Will You Fight with Him?




After a daring flight and a triumphant rescue, three reasons why stories of escape and refuge are key to our movement.

by Zach Groff

After a daring escape and a wave of protests live and online, a cow named Freddie escaped death this morning for permanent refuge at Skylands Animal Sanctuary. Freddie, as reported in the New York Times yesterday, ran out of the Jamaica Archer Live Poultry and Meat Market before being cornered by the police and led by rope into the back of a truck for the slaughterhouse. Freddie had already been “purchased” and the “owners” wanted him killed to eat. Mike Stura of Skylands Animal Sanctuary was determined to see Freddie live. He parked his trailer outside and waited all night, demanding that Freddie be freed. Under the media spotlight and in the face of public outcry, Freddie got free early this morning.

On one level, the story is not all that remarkable. Another individual likely took Freddie’s fate of being killed for a human family to eat. But there are a few reasons why we need to showcase and spread stories like these.

First, the story makes a basic fact undeniable: animals want to live, and they are crying out and fighting for that right with everything they’ve got. Freddie did not run at random – he ran because he knew he was going to die. Cows and pigs frequently escape from slaughterhouses and slaughterhouse trucks.
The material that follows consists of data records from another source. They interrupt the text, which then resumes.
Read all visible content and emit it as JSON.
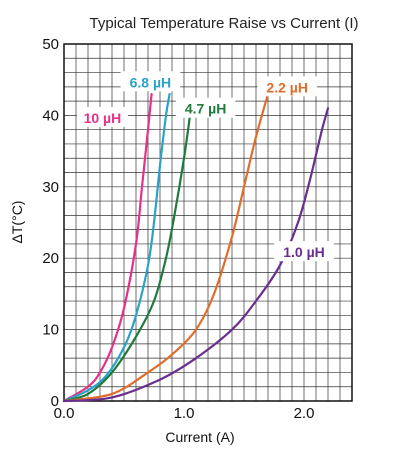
{
  "chart_data": {
    "type": "line",
    "title": "Typical Temperature Raise vs Current (I)",
    "xlabel": "Current (A)",
    "ylabel": "ΔT(°C)",
    "xlim": [
      0,
      2.4
    ],
    "ylim": [
      0,
      50
    ],
    "grid": true,
    "x_ticks": [
      {
        "value": 0.0,
        "label": "0.0"
      },
      {
        "value": 1.0,
        "label": "1.0"
      },
      {
        "value": 2.0,
        "label": "2.0"
      }
    ],
    "y_ticks": [
      {
        "value": 0,
        "label": "0"
      },
      {
        "value": 10,
        "label": "10"
      },
      {
        "value": 20,
        "label": "20"
      },
      {
        "value": 30,
        "label": "30"
      },
      {
        "value": 40,
        "label": "40"
      },
      {
        "value": 50,
        "label": "50"
      }
    ],
    "series": [
      {
        "name": "10 µH",
        "color": "#e6308a",
        "points": [
          [
            0,
            0
          ],
          [
            0.2,
            2
          ],
          [
            0.3,
            4
          ],
          [
            0.4,
            7.5
          ],
          [
            0.5,
            13
          ],
          [
            0.6,
            22
          ],
          [
            0.65,
            30
          ],
          [
            0.7,
            38
          ],
          [
            0.73,
            43
          ]
        ]
      },
      {
        "name": "6.8 µH",
        "color": "#2aa3c6",
        "points": [
          [
            0,
            0
          ],
          [
            0.2,
            1.5
          ],
          [
            0.35,
            3.5
          ],
          [
            0.5,
            7.5
          ],
          [
            0.6,
            12
          ],
          [
            0.7,
            19
          ],
          [
            0.75,
            25
          ],
          [
            0.8,
            33
          ],
          [
            0.85,
            40
          ],
          [
            0.88,
            43
          ]
        ]
      },
      {
        "name": "4.7 µH",
        "color": "#1f7a3c",
        "points": [
          [
            0,
            0
          ],
          [
            0.2,
            1
          ],
          [
            0.4,
            4
          ],
          [
            0.6,
            9
          ],
          [
            0.75,
            14
          ],
          [
            0.85,
            20
          ],
          [
            0.92,
            26
          ],
          [
            1.0,
            34
          ],
          [
            1.05,
            40
          ]
        ]
      },
      {
        "name": "2.2 µH",
        "color": "#e06d2b",
        "points": [
          [
            0,
            0
          ],
          [
            0.4,
            1
          ],
          [
            0.7,
            4
          ],
          [
            0.9,
            6.5
          ],
          [
            1.1,
            10
          ],
          [
            1.25,
            15
          ],
          [
            1.4,
            23
          ],
          [
            1.5,
            30
          ],
          [
            1.6,
            37
          ],
          [
            1.7,
            43
          ]
        ]
      },
      {
        "name": "1.0 µH",
        "color": "#6a2e8e",
        "points": [
          [
            0,
            0
          ],
          [
            0.4,
            0.5
          ],
          [
            0.8,
            3
          ],
          [
            1.1,
            6
          ],
          [
            1.4,
            10
          ],
          [
            1.6,
            14
          ],
          [
            1.8,
            19
          ],
          [
            1.95,
            25
          ],
          [
            2.05,
            31
          ],
          [
            2.15,
            38
          ],
          [
            2.2,
            41
          ]
        ]
      }
    ],
    "annotations": [
      {
        "series": "10 µH",
        "text": "10 µH",
        "x": 0.32,
        "y": 39.5
      },
      {
        "series": "6.8 µH",
        "text": "6.8 µH",
        "x": 0.72,
        "y": 44.5
      },
      {
        "series": "4.7 µH",
        "text": "4.7 µH",
        "x": 1.18,
        "y": 40.8
      },
      {
        "series": "2.2 µH",
        "text": "2.2 µH",
        "x": 1.86,
        "y": 43.8
      },
      {
        "series": "1.0 µH",
        "text": "1.0 µH",
        "x": 2.0,
        "y": 20.7
      }
    ]
  }
}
When I visited the turkey farm DxE recently investigated as workers were loading turkeys into a slaughterhouse truck, I could hear loud and clear the piercing screams of turkeys who wanted to live.
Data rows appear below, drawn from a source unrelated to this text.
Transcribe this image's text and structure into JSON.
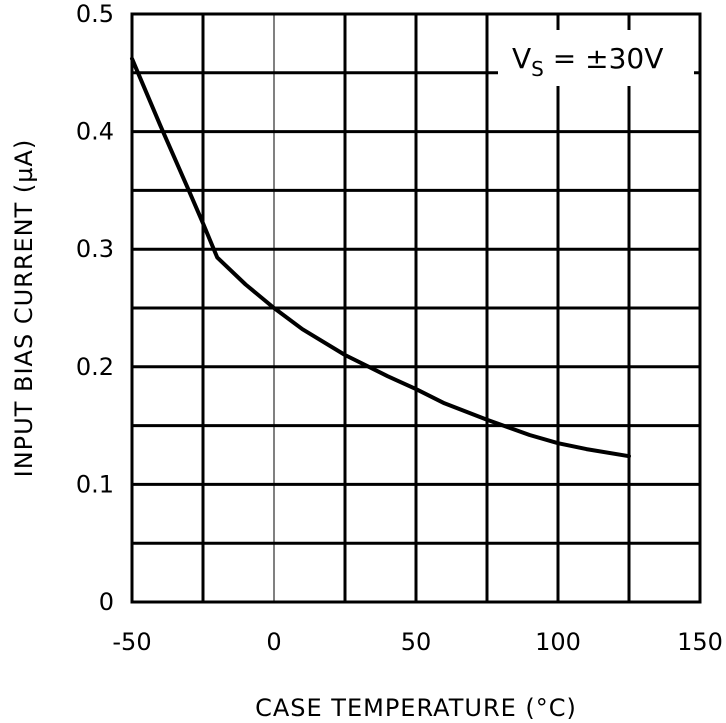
{
  "chart_data": {
    "type": "line",
    "xlabel": "CASE TEMPERATURE (°C)",
    "ylabel": "INPUT BIAS CURRENT (µA)",
    "xlim": [
      -50,
      150
    ],
    "ylim": [
      0,
      0.5
    ],
    "x_ticks": [
      -50,
      0,
      50,
      100,
      150
    ],
    "x_tick_labels": [
      "-50",
      "0",
      "50",
      "100",
      "150"
    ],
    "y_ticks": [
      0,
      0.1,
      0.2,
      0.3,
      0.4,
      0.5
    ],
    "y_tick_labels": [
      "0",
      "0.1",
      "0.2",
      "0.3",
      "0.4",
      "0.5"
    ],
    "x_gridlines": [
      -50,
      -25,
      0,
      25,
      50,
      75,
      100,
      125,
      150
    ],
    "y_gridlines": [
      0,
      0.05,
      0.1,
      0.15,
      0.2,
      0.25,
      0.3,
      0.35,
      0.4,
      0.45,
      0.5
    ],
    "grid": true,
    "annotation": {
      "symbol": "V",
      "subscript": "S",
      "rest": " = ±30V"
    },
    "series": [
      {
        "x": [
          -50,
          -40,
          -30,
          -25,
          -20,
          -10,
          0,
          10,
          25,
          40,
          50,
          60,
          75,
          90,
          100,
          110,
          125
        ],
        "y": [
          0.462,
          0.405,
          0.35,
          0.322,
          0.293,
          0.27,
          0.25,
          0.232,
          0.21,
          0.192,
          0.181,
          0.169,
          0.155,
          0.142,
          0.135,
          0.13,
          0.124
        ]
      }
    ]
  }
}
Second, the story shows us that animals are agents in the fight for their freedom, not just passive recipients of human benevolence. Animal rights often receives criticism from other movements because, unlike other activists, animal rights activists are not fighting for themselves. What Freddie made clear yesterday was that humans are not the only animal rights activists. We are not fighting for them – we are fighting with them. Those who would hurt Freddie are not fighting against us – they are fighting against him and others like him. We need to build a world where the voices and actions of animals like Freddie have as much say in our society as do humans’.

Third, the story teaches us the power of sanctuary and individual animals to change history. Freddie’s story received major international news coverage and captured public attention by drawing attention to an individual’s plight against a violent system. Sanctuaries peacefully dramatize the absurdity of the notion that police would chase down an animal like Freddie so that he could be killed for doing no wrong.

The question is not: will you fight for him? The question is: will you fight with him?